Phase 3+4 module for constructing the knowledge graph.

Functions

build_graph(cfg: dict) → nx.DiGraph

Build the complete knowledge graph from Parquet data files.

Parameters:

Name Type Description
cfg dict Project configuration dict

Returns: NetworkX directed graph containing all node types and edge types.

Process:

  1. Load all Parquet files (laureates, awards, publications, institutions, concepts)
  2. Add Laureate nodes with attributes
  3. Add Award nodes + WON_AWARD edges
  4. Add Work nodes + AUTHORED edges
  5. Add Concept nodes + INTRODUCES/APPLIES edges
  6. Add Field nodes + BELONGS_TO edges
  7. Detect and build CROSS_INSPIRED edges
  8. Build CITES edges from referenced works
  9. Build AWARDED_FOR edges linking awards to concepts

build_simplified_concept_graph(cfg: dict) → nx.DiGraph

Build a simplified concept-only graph.

Features:

  • Deduplicates concepts across papers
  • Stores node-level citation_by_year dictionaries
  • Uses CONCEPT_CITES edges with year-wise citation dictionaries

Parameters:

Name Type Description
cfg dict Project configuration dict

Returns: nx.DiGraph containing only concept nodes.

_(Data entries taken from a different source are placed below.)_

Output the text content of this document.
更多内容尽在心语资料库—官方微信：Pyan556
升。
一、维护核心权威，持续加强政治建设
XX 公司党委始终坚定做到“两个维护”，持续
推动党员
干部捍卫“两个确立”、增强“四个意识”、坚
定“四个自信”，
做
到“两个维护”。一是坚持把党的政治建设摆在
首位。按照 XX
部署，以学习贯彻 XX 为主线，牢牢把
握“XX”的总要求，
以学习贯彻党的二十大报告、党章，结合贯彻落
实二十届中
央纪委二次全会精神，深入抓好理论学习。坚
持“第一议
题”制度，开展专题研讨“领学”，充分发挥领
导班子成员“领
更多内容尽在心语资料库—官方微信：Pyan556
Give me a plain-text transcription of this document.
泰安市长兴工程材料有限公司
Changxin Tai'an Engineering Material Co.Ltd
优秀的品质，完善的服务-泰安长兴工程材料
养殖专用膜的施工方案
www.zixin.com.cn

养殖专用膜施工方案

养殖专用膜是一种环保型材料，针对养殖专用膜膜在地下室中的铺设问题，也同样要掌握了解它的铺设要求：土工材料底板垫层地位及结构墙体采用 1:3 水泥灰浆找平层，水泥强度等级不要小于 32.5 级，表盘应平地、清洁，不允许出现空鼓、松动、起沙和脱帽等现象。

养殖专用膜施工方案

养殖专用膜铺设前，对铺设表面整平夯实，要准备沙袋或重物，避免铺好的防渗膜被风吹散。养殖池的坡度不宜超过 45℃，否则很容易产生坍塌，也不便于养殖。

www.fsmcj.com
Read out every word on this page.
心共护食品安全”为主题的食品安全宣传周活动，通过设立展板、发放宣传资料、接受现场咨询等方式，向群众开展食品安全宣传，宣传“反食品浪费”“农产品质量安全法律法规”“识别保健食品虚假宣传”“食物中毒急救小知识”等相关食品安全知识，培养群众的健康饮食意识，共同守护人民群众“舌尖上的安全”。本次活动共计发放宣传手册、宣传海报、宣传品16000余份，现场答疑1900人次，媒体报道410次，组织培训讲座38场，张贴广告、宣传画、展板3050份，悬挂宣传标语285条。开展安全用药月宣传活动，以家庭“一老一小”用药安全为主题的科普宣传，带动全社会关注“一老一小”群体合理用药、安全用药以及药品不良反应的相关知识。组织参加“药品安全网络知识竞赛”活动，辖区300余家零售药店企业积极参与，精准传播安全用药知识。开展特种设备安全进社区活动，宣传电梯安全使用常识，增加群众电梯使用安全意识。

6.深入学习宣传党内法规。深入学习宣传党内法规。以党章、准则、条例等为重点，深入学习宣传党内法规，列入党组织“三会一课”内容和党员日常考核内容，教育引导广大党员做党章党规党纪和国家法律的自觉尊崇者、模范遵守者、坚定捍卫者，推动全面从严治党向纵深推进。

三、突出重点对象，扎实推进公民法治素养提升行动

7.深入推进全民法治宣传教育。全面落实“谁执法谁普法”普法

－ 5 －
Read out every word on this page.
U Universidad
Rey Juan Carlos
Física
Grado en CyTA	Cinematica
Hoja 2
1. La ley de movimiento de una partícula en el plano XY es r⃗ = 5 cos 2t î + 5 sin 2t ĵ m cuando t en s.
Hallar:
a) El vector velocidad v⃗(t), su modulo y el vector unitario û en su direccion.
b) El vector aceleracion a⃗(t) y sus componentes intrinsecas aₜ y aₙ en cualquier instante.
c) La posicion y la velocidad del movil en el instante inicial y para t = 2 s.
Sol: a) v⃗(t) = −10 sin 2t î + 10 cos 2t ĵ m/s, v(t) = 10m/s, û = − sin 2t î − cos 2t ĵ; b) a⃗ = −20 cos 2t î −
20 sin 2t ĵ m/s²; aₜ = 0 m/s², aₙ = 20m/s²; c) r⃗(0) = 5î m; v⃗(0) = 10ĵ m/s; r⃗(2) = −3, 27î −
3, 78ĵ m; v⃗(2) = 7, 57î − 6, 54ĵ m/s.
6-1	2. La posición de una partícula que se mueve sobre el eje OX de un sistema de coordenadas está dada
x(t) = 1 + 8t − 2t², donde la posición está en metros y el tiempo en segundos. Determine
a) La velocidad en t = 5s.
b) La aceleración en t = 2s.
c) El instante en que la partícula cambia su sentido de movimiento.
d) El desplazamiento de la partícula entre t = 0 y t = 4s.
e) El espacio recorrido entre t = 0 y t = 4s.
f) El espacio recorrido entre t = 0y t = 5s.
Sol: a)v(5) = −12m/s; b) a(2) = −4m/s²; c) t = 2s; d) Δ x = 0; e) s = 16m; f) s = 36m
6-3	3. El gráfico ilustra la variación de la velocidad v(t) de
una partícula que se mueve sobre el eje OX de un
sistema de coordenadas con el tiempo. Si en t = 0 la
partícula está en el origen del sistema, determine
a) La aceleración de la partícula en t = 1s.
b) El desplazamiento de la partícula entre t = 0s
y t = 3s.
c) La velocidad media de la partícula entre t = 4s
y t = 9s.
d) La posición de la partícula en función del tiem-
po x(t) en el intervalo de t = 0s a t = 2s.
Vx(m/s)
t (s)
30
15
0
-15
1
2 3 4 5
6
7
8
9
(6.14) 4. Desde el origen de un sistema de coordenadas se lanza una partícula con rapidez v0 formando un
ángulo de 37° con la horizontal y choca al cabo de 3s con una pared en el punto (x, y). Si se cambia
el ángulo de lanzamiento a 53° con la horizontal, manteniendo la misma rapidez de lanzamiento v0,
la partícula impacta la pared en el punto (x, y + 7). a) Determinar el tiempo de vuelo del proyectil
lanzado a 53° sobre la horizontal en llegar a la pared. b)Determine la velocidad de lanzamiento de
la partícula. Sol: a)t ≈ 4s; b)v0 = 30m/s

graph_to_json(G: nx.DiGraph) → dict

Convert a NetworkX graph to a JSON-serializable dictionary.

Parameters:

Name Type Description
G nx.DiGraph NetworkX directed graph

Returns: Dict with structure:

{
    "nodes": [
        {"id": "laureate_779", "type": "Laureate", "name": "...", ...},
        ...
    ],
    "edges": [
        {"source": "laureate_779", "target": "award_...", "type": "WON_AWARD", ...},
        ...
    ]
}

Print a summary of graph statistics:

  • Total nodes and edges
  • Breakdown by node type
  • Breakdown by edge type
  • Number of connected components

run() → None

Execute the full Phase 3+4 pipeline:

  1. Load configuration
  2. Build graph via build_graph()
  3. Print statistics
  4. Export to knowledge_graph.json
  5. Export node/edge files separately
  6. Export GraphML format
  7. Build and export simplified concept graph (JSON + GraphML)

GraphML Compatibility Note

GraphML does not support nested values such as dictionaries/lists. Before GraphML export, complex attributes are serialized into JSON strings, so fields like citation_by_year can be stored safely in .graphml files.